When you work a corporate job, you are usually hired to work for specific department, and you’re assigned related tasks. On the contrary, the initial stages of owning a business are shaped by operating in all departments like accounting, marketing, hr, customer service, etc.
The learning curve is so deep that you are forced to make mistakes. After all, you’re not expected to be an expert in all areas of the business. It’s been through trial and error that I’ve learned to create a list of priorities to keep the business moving.
Goal Setting and Hustle
In the 9 to 5, your manager sits with you at the beginning of each year to set some goals that align with the organization. It’s usually a detailed list that is tied to your end of year bonus or promotion. When you start your business, it’s up to you to set, define and track your goals. While nobody else might monitor your performance, setting specific metrics will help grow your business.
However, it’s not just setting KPI’s and having a detailed vision board. It’s also about the hustle. As mentioned before, you are all the departments of your business – including sales. Being able to sell your products or services in person or online is essentially the most important step when it comes to increasing your revenue.
Selling is an area that I’m not a complete fan of. It has never been something of interest to me, but it’s a powerful tool.

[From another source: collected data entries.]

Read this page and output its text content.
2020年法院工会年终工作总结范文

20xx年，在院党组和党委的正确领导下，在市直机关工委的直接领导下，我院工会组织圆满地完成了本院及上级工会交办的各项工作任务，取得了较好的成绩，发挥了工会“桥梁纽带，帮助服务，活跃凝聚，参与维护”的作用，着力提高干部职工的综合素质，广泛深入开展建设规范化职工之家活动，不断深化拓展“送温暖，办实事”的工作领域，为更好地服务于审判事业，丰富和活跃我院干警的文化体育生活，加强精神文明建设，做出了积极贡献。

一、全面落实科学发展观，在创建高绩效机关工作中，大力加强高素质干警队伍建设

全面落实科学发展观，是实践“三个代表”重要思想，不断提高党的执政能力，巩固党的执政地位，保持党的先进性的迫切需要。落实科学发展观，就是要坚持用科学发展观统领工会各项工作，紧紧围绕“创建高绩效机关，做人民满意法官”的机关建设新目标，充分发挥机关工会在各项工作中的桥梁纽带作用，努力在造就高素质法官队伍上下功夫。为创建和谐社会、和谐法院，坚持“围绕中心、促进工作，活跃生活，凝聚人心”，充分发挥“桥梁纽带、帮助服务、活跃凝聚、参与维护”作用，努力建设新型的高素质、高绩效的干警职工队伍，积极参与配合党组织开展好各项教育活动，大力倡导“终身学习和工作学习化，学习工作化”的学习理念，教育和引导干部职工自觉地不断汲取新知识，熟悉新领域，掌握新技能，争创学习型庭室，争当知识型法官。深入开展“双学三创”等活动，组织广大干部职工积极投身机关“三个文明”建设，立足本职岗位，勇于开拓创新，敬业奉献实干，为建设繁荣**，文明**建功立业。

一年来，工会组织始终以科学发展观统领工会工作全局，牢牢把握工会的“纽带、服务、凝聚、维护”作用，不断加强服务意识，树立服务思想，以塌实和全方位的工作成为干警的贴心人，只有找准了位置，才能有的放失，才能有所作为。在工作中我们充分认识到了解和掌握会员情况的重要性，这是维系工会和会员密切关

With that said, I started studying marketing trends, data and analytics which helped build my sales strategy through digital marketing. To name a few that have worked for me – Facebook ads, e-mail marketing and social media.
I’ve lived by the saying “If it ain’t broke, don’t fix it”, mostly because I hate repairing and fixing things. Unfortunately, it doesn’t work that way in business. You quickly have to become a problem solver when things don’t work as expected. Sure, Google can help in many ways when it comes to technical questions. Yet, when it comes to issues related to your business strategy, the most helpful solution has been finding a good mentor and support system.
Although owning a business has its unique set of challenges, it’s still a worthy investment for those who want to put their time, effort and money towards their passion. I personally, don’t regret a single thing about the journey but there are certainly defying moments. These moments are full of learning lessons with many up’s and down’s. However, it’s through the good and bad that we, as entrepreneurs, stay chasing our purpose – to keep learning, growing and living life by our terms.